Palladium - Pd
Palladium, together with rhodium, ruthenium, osmium, iridium, and platinum form a group of elements referred to as the platinum group metals (PGM). Palladium is a lustrous silver-white metal. It has a face-centered cubic crystalline structure, at ordinary temperatures it is strongly resistant to corrosion in air and to the action of acids. It is attacked by hot acids, and it dissolves in aqua regia. It forms many compounds and several complex salts. Palladium has a great ability to absorb hydrogen (up to 900 times its own volume).
Because of its corrosion resistance, a major use of palladium is in alloys used in low voltage electrical contacts. When it is finely divided, palladium forms a good catalyst and is used to speed up hydrogenation and dehydrogenation reactions.
Palladium is used extensively in jewelry-making in certain alloys called “white gold.” It may be alloyed with platinum or substituted for it. It is used in watch bearings, springs, and balance wheels and also for mirrors in scientific instruments.
In 1990, most catalytic converters relied on platinum to reduce emissions from car exhausts but, while this metal is still important, palladium is now the main ingredient because this is even more efficient at removing unburnt and partially burnt hydrcarbons from the fuel.
Palladium is nowadays more and more used in electrical appliances such as wide screen televisions, computers and mobile phones, in the form of tiny multi-layer ceramic capacitors, of which more than 400 billion are made each year.
For use in dentistry it is alloyed with silver, gold, and copper.
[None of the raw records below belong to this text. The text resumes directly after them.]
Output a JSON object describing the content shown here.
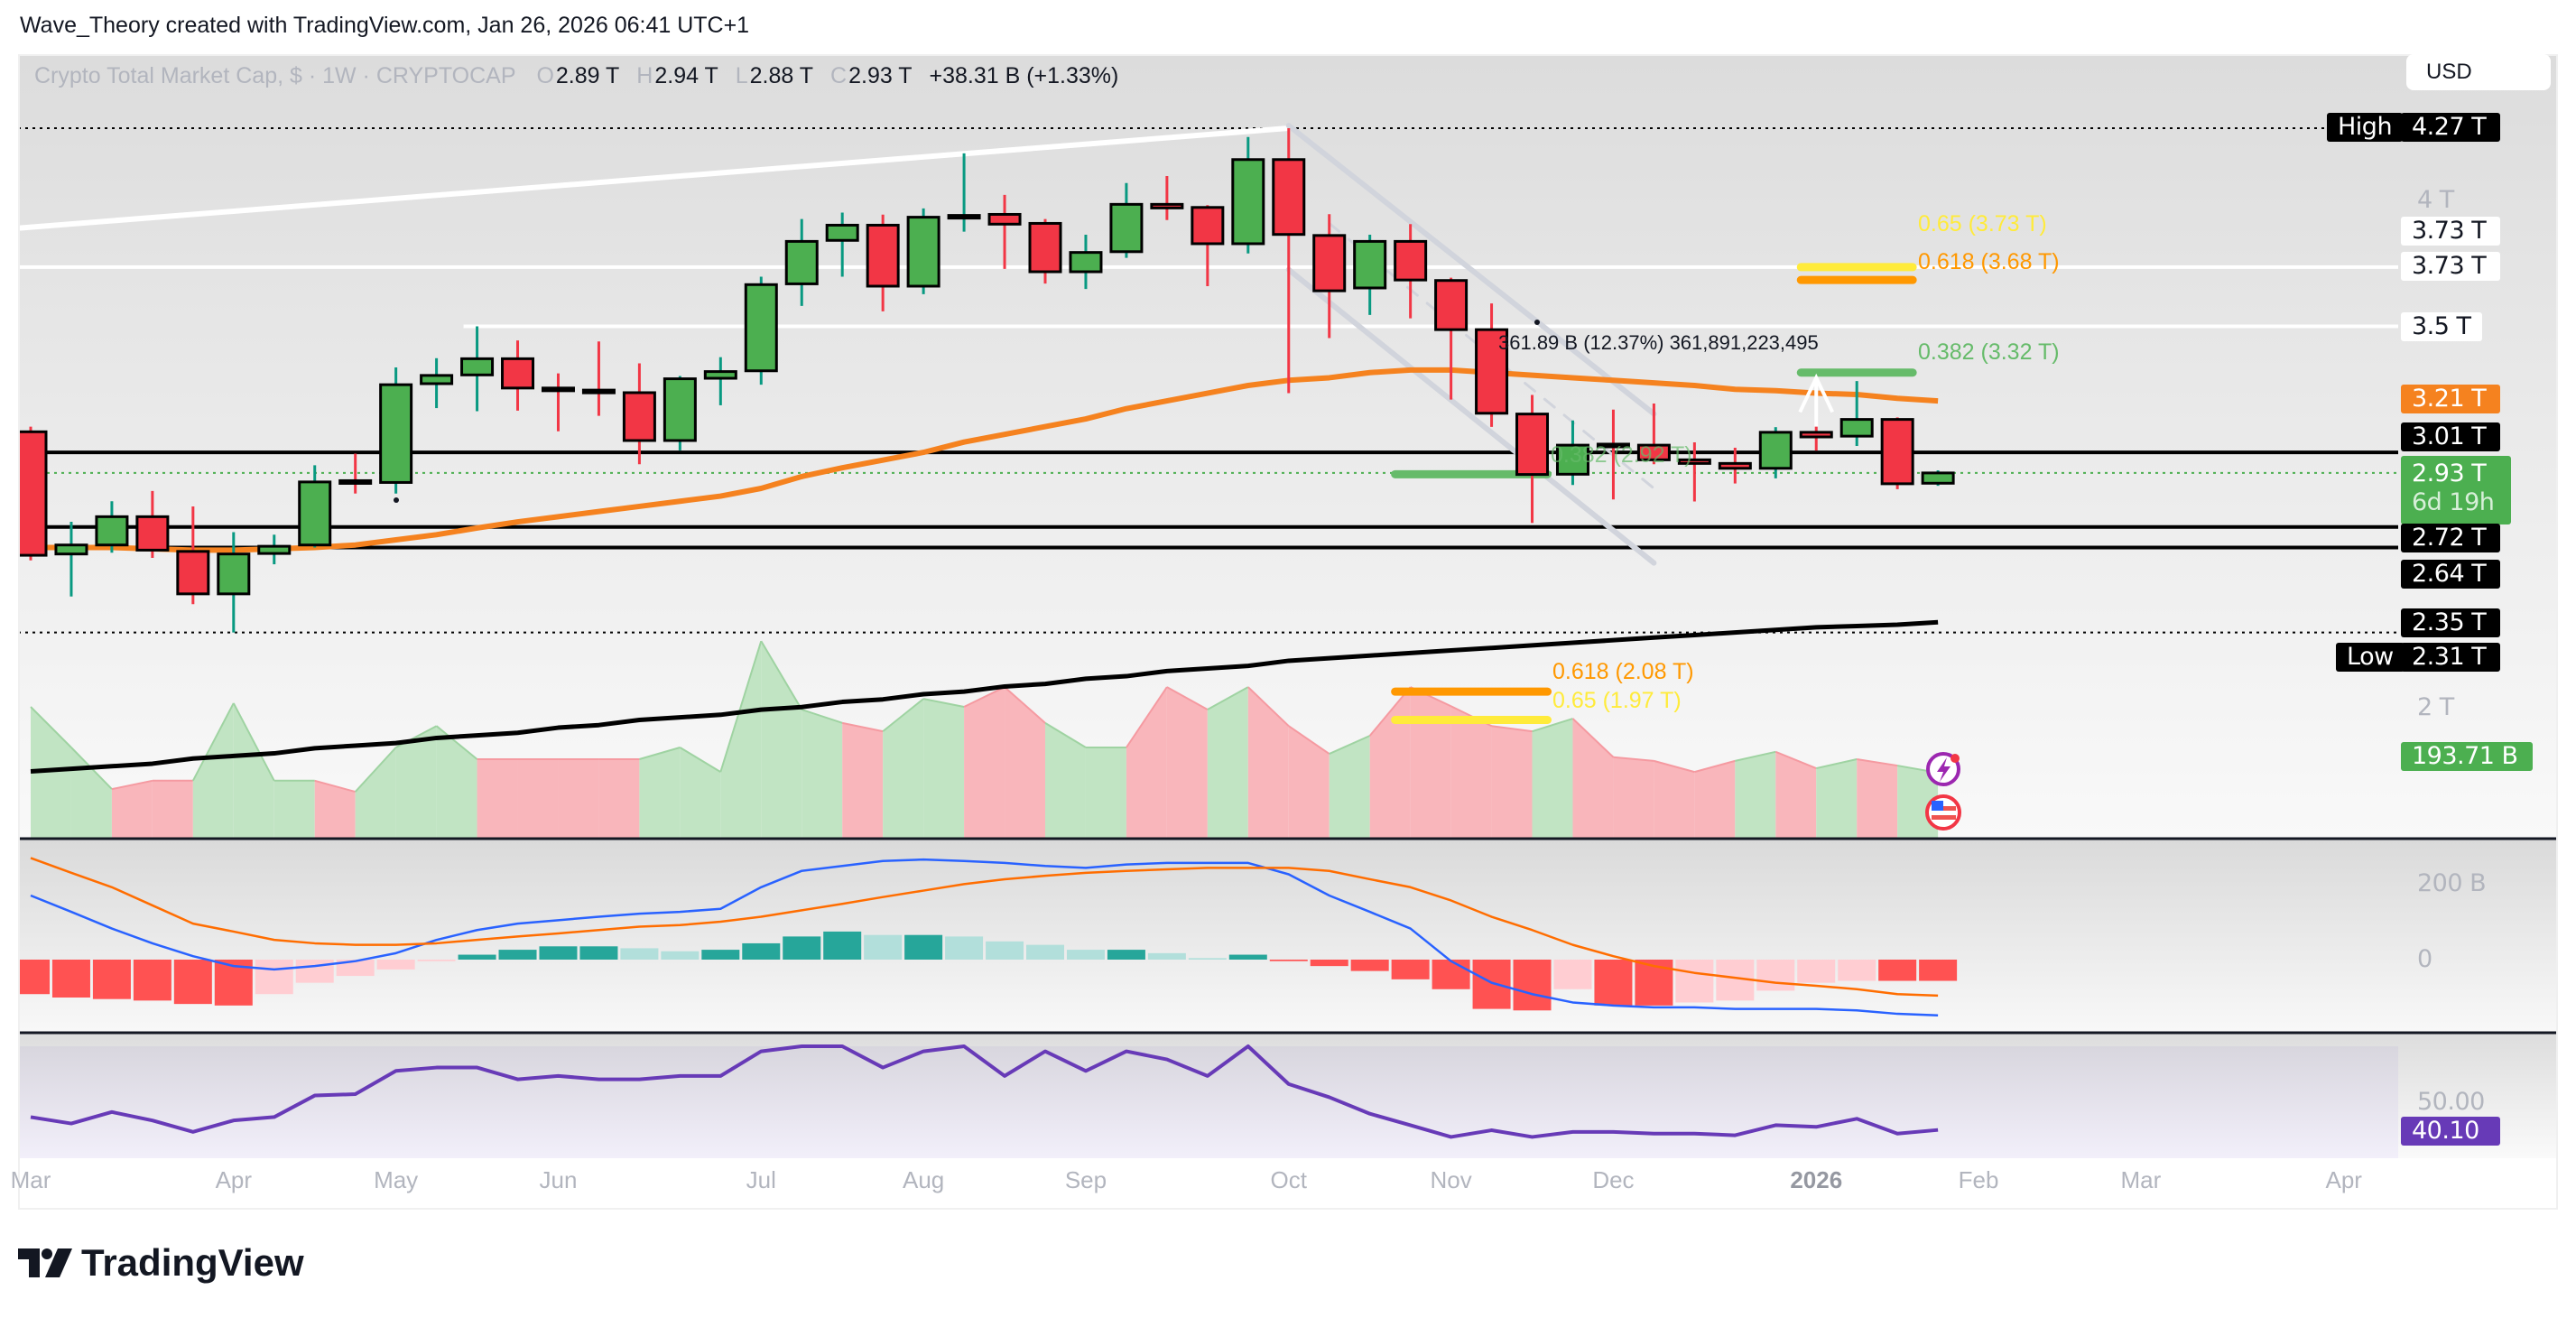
{
  "header": {
    "credit": "Wave_Theory created with TradingView.com, Jan 26, 2026 06:41 UTC+1"
  },
  "legend": {
    "symbol": "Crypto Total Market Cap, $ · 1W · CRYPTOCAP",
    "o_key": "O",
    "o": "2.89 T",
    "h_key": "H",
    "h": "2.94 T",
    "l_key": "L",
    "l": "2.88 T",
    "c_key": "C",
    "c": "2.93 T",
    "change": "+38.31 B (+1.33%)"
  },
  "currency_button": "USD",
  "price_axis": {
    "high_tag": "High",
    "high": "4.27 T",
    "t4": "4 T",
    "l373a": "3.73 T",
    "l373b": "3.73 T",
    "l35": "3.5 T",
    "ma50": "3.21 T",
    "l301": "3.01 T",
    "last": "2.93 T",
    "countdown": "6d 19h",
    "l272": "2.72 T",
    "l264": "2.64 T",
    "ma200": "2.35 T",
    "low_tag": "Low",
    "low": "2.31 T",
    "t2": "2 T",
    "volume": "193.71 B"
  },
  "macd_axis": {
    "t200": "200 B",
    "t0": "0"
  },
  "rsi_axis": {
    "t50": "50.00",
    "value": "40.10"
  },
  "annotations": {
    "fib_065_top": "0.65 (3.73 T)",
    "fib_0618_top": "0.618 (3.68 T)",
    "fib_0382_top": "0.382 (3.32 T)",
    "fib_0382_mid": "0.382 (2.92 T)",
    "fib_0618_bottom": "0.618 (2.08 T)",
    "fib_065_bottom": "0.65 (1.97 T)",
    "measure": "361.89 B (12.37%) 361,891,223,495"
  },
  "time_axis": [
    {
      "label": "Mar",
      "date": "2025-03-03"
    },
    {
      "label": "Apr",
      "date": "2025-04-07"
    },
    {
      "label": "May",
      "date": "2025-05-05"
    },
    {
      "label": "Jun",
      "date": "2025-06-02"
    },
    {
      "label": "Jul",
      "date": "2025-07-07"
    },
    {
      "label": "Aug",
      "date": "2025-08-04"
    },
    {
      "label": "Sep",
      "date": "2025-09-01"
    },
    {
      "label": "Oct",
      "date": "2025-10-06"
    },
    {
      "label": "Nov",
      "date": "2025-11-03"
    },
    {
      "label": "Dec",
      "date": "2025-12-01"
    },
    {
      "label": "2026",
      "date": "2026-01-05"
    },
    {
      "label": "Feb",
      "date": "2026-02-02"
    },
    {
      "label": "Mar",
      "date": "2026-03-02"
    },
    {
      "label": "Apr",
      "date": "2026-04-06"
    }
  ],
  "branding": {
    "logo_text": "TradingView"
  },
  "icons": {
    "events": "lightning-icon",
    "economic": "us-flag-icon"
  },
  "colors": {
    "up": "#4caf50",
    "down": "#f23645",
    "up_wick": "#089981",
    "down_wick": "#f23645",
    "ma50": "#f5821f",
    "ma200": "#000000",
    "macd": "#2962ff",
    "signal": "#ff6d00",
    "rsi": "#673ab7",
    "fib_yellow": "#ffeb3b",
    "fib_orange": "#ff9800",
    "fib_green": "#66bb6a"
  },
  "chart_data": {
    "type": "candlestick",
    "interval": "1W",
    "price_unit": "T USD",
    "candles": [
      [
        "2025-03-03",
        3.09,
        3.11,
        2.59,
        2.61
      ],
      [
        "2025-03-10",
        2.615,
        2.74,
        2.45,
        2.65
      ],
      [
        "2025-03-17",
        2.65,
        2.82,
        2.62,
        2.76
      ],
      [
        "2025-03-24",
        2.76,
        2.86,
        2.6,
        2.63
      ],
      [
        "2025-03-31",
        2.625,
        2.8,
        2.42,
        2.46
      ],
      [
        "2025-04-07",
        2.46,
        2.7,
        2.31,
        2.615
      ],
      [
        "2025-04-14",
        2.617,
        2.69,
        2.575,
        2.645
      ],
      [
        "2025-04-21",
        2.65,
        2.96,
        2.64,
        2.895
      ],
      [
        "2025-04-28",
        2.9,
        3.005,
        2.85,
        2.898
      ],
      [
        "2025-05-05",
        2.893,
        3.34,
        2.85,
        3.273
      ],
      [
        "2025-05-12",
        3.277,
        3.376,
        3.182,
        3.309
      ],
      [
        "2025-05-19",
        3.311,
        3.5,
        3.17,
        3.374
      ],
      [
        "2025-05-26",
        3.374,
        3.445,
        3.172,
        3.26
      ],
      [
        "2025-06-02",
        3.26,
        3.317,
        3.092,
        3.258
      ],
      [
        "2025-06-09",
        3.252,
        3.441,
        3.152,
        3.248
      ],
      [
        "2025-06-16",
        3.242,
        3.356,
        2.964,
        3.056
      ],
      [
        "2025-06-23",
        3.056,
        3.307,
        3.018,
        3.296
      ],
      [
        "2025-06-30",
        3.298,
        3.38,
        3.193,
        3.324
      ],
      [
        "2025-07-07",
        3.327,
        3.693,
        3.273,
        3.662
      ],
      [
        "2025-07-14",
        3.665,
        3.917,
        3.579,
        3.83
      ],
      [
        "2025-07-21",
        3.834,
        3.942,
        3.693,
        3.893
      ],
      [
        "2025-07-28",
        3.893,
        3.934,
        3.558,
        3.656
      ],
      [
        "2025-08-04",
        3.656,
        3.958,
        3.625,
        3.924
      ],
      [
        "2025-08-11",
        3.928,
        4.172,
        3.868,
        3.931
      ],
      [
        "2025-08-18",
        3.935,
        4.011,
        3.723,
        3.897
      ],
      [
        "2025-08-25",
        3.9,
        3.917,
        3.666,
        3.712
      ],
      [
        "2025-09-01",
        3.712,
        3.856,
        3.645,
        3.787
      ],
      [
        "2025-09-08",
        3.79,
        4.057,
        3.766,
        3.974
      ],
      [
        "2025-09-15",
        3.974,
        4.084,
        3.913,
        3.96
      ],
      [
        "2025-09-22",
        3.962,
        3.971,
        3.656,
        3.821
      ],
      [
        "2025-09-29",
        3.821,
        4.236,
        3.783,
        4.148
      ],
      [
        "2025-10-06",
        4.148,
        4.27,
        3.24,
        3.857
      ],
      [
        "2025-10-13",
        3.853,
        3.936,
        3.454,
        3.638
      ],
      [
        "2025-10-20",
        3.649,
        3.856,
        3.544,
        3.83
      ],
      [
        "2025-10-27",
        3.83,
        3.897,
        3.531,
        3.68
      ],
      [
        "2025-11-03",
        3.678,
        3.689,
        3.215,
        3.487
      ],
      [
        "2025-11-10",
        3.487,
        3.589,
        3.109,
        3.162
      ],
      [
        "2025-11-17",
        3.159,
        3.233,
        2.736,
        2.924
      ],
      [
        "2025-11-24",
        2.925,
        3.134,
        2.883,
        3.038
      ],
      [
        "2025-12-01",
        3.042,
        3.176,
        2.827,
        3.04
      ],
      [
        "2025-12-08",
        3.038,
        3.2,
        2.964,
        2.981
      ],
      [
        "2025-12-15",
        2.981,
        3.049,
        2.819,
        2.967
      ],
      [
        "2025-12-22",
        2.967,
        3.028,
        2.889,
        2.948
      ],
      [
        "2025-12-29",
        2.948,
        3.108,
        2.909,
        3.088
      ],
      [
        "2026-01-05",
        3.088,
        3.213,
        3.017,
        3.07
      ],
      [
        "2026-01-12",
        3.073,
        3.287,
        3.035,
        3.138
      ],
      [
        "2026-01-19",
        3.138,
        3.146,
        2.867,
        2.888
      ],
      [
        "2026-01-26",
        2.89,
        2.94,
        2.88,
        2.93
      ]
    ],
    "volume_B": [
      390,
      269,
      145,
      170,
      170,
      401,
      170,
      170,
      137,
      269,
      333,
      234,
      234,
      234,
      234,
      234,
      269,
      196,
      586,
      382,
      342,
      317,
      414,
      390,
      449,
      342,
      269,
      269,
      449,
      382,
      449,
      333,
      250,
      304,
      449,
      392,
      333,
      317,
      355,
      240,
      229,
      196,
      229,
      256,
      207,
      234,
      215,
      193.71
    ],
    "ma50": [
      2.64,
      2.64,
      2.64,
      2.635,
      2.63,
      2.63,
      2.635,
      2.64,
      2.65,
      2.67,
      2.69,
      2.716,
      2.74,
      2.76,
      2.78,
      2.8,
      2.82,
      2.84,
      2.87,
      2.916,
      2.95,
      2.98,
      3.01,
      3.05,
      3.08,
      3.11,
      3.14,
      3.18,
      3.21,
      3.24,
      3.27,
      3.29,
      3.3,
      3.32,
      3.33,
      3.33,
      3.32,
      3.31,
      3.3,
      3.29,
      3.28,
      3.27,
      3.255,
      3.25,
      3.24,
      3.235,
      3.22,
      3.21
    ],
    "ma200": [
      1.77,
      1.78,
      1.79,
      1.8,
      1.82,
      1.83,
      1.84,
      1.86,
      1.87,
      1.88,
      1.9,
      1.91,
      1.92,
      1.94,
      1.95,
      1.97,
      1.98,
      1.99,
      2.01,
      2.02,
      2.04,
      2.05,
      2.07,
      2.08,
      2.1,
      2.11,
      2.13,
      2.14,
      2.16,
      2.17,
      2.18,
      2.2,
      2.21,
      2.22,
      2.23,
      2.24,
      2.25,
      2.26,
      2.27,
      2.28,
      2.29,
      2.3,
      2.31,
      2.32,
      2.33,
      2.335,
      2.34,
      2.35
    ],
    "macd_B": [
      169,
      126,
      82,
      43,
      9,
      -17,
      -26,
      -17,
      -4,
      17,
      52,
      78,
      95,
      104,
      113,
      121,
      126,
      134,
      191,
      234,
      247,
      260,
      264,
      260,
      255,
      247,
      242,
      251,
      255,
      255,
      255,
      225,
      169,
      126,
      82,
      -4,
      -61,
      -91,
      -113,
      -121,
      -126,
      -126,
      -130,
      -130,
      -130,
      -134,
      -143,
      -147
    ],
    "signal_B": [
      268,
      229,
      191,
      143,
      95,
      74,
      52,
      43,
      39,
      39,
      43,
      52,
      61,
      69,
      78,
      87,
      91,
      100,
      113,
      130,
      147,
      165,
      182,
      199,
      212,
      221,
      229,
      234,
      238,
      242,
      242,
      242,
      234,
      212,
      191,
      156,
      113,
      78,
      39,
      9,
      -17,
      -35,
      -48,
      -61,
      -69,
      -78,
      -91,
      -95
    ],
    "hist_B": [
      -91,
      -100,
      -104,
      -108,
      -117,
      -121,
      -91,
      -61,
      -43,
      -26,
      -4,
      13,
      26,
      35,
      35,
      30,
      22,
      26,
      43,
      61,
      74,
      65,
      65,
      61,
      48,
      39,
      26,
      26,
      17,
      4,
      13,
      -4,
      -17,
      -30,
      -52,
      -78,
      -130,
      -134,
      -78,
      -121,
      -121,
      -113,
      -108,
      -82,
      -61,
      -56,
      -56,
      -56
    ],
    "rsi": [
      44.7,
      42.4,
      46.5,
      43.5,
      39.4,
      43.5,
      44.7,
      52.4,
      52.9,
      61.2,
      62.4,
      62.4,
      58.2,
      59.4,
      58.2,
      58.2,
      59.4,
      59.4,
      68.2,
      70,
      70,
      62.4,
      68.2,
      70,
      59.4,
      68.2,
      61.2,
      68.2,
      65.3,
      59.4,
      70,
      56.5,
      51.8,
      45.9,
      41.8,
      37.6,
      40,
      37.6,
      39.4,
      39.4,
      38.8,
      38.8,
      38.2,
      41.8,
      41.2,
      44.1,
      38.8,
      40.1
    ],
    "rsi_band": [
      30,
      70
    ],
    "horizontal_levels": [
      {
        "price": 3.73,
        "color": "#ffffff",
        "style": "solid"
      },
      {
        "price": 3.5,
        "color": "#ffffff",
        "style": "solid",
        "from": "2025-05-19"
      },
      {
        "price": 3.01,
        "color": "#000000",
        "style": "solid"
      },
      {
        "price": 2.72,
        "color": "#000000",
        "style": "solid"
      },
      {
        "price": 2.64,
        "color": "#000000",
        "style": "solid"
      },
      {
        "price": 4.27,
        "color": "#000000",
        "style": "dotted"
      },
      {
        "price": 2.31,
        "color": "#000000",
        "style": "dotted"
      },
      {
        "price": 2.93,
        "color": "#4caf50",
        "style": "dotted"
      }
    ],
    "trendlines": [
      {
        "name": "resistance-trendline",
        "color": "#ffffff",
        "dash": false,
        "points": [
          [
            "2025-02-28",
            3.88
          ],
          [
            "2025-10-06",
            4.27
          ]
        ]
      },
      {
        "name": "channel-upper",
        "color": "#d1d4dc",
        "dash": false,
        "points": [
          [
            "2025-10-06",
            4.28
          ],
          [
            "2025-12-08",
            3.16
          ]
        ]
      },
      {
        "name": "channel-lower",
        "color": "#d1d4dc",
        "dash": false,
        "points": [
          [
            "2025-10-06",
            3.72
          ],
          [
            "2025-12-08",
            2.58
          ]
        ]
      },
      {
        "name": "channel-mid",
        "color": "#d1d4dc",
        "dash": true,
        "points": [
          [
            "2025-10-13",
            3.9
          ],
          [
            "2025-12-08",
            2.87
          ]
        ]
      }
    ],
    "fib_bars": [
      {
        "price": 3.73,
        "color": "#ffeb3b",
        "from": "2026-01-05",
        "to": "2026-01-19"
      },
      {
        "price": 3.68,
        "color": "#ff9800",
        "from": "2026-01-05",
        "to": "2026-01-19"
      },
      {
        "price": 3.32,
        "color": "#66bb6a",
        "from": "2026-01-05",
        "to": "2026-01-19"
      },
      {
        "price": 2.925,
        "color": "#66bb6a",
        "from": "2025-10-27",
        "to": "2025-11-17"
      },
      {
        "price": 2.08,
        "color": "#ff9800",
        "from": "2025-10-27",
        "to": "2025-11-17"
      },
      {
        "price": 1.97,
        "color": "#ffeb3b",
        "from": "2025-10-27",
        "to": "2025-11-17"
      }
    ],
    "arrow": {
      "date": "2026-01-05",
      "from": 3.11,
      "to": 3.3
    }
  }
}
Palladium salts are used in electroplating.
Palladium in the environment
Specimen of uncombined palladium are found in Brazil, and there are some minerals rich in palladium, but most of it is extracted as a by-product form nickel refining.
Palladium is found as the free metal associated with platinum and other platinum group metals in Australia, Brazil, Russia, Ethiopia, and North and South America, as well as with nickel and copper deposits (from which it is recovered commercially) in Canada and South Africa.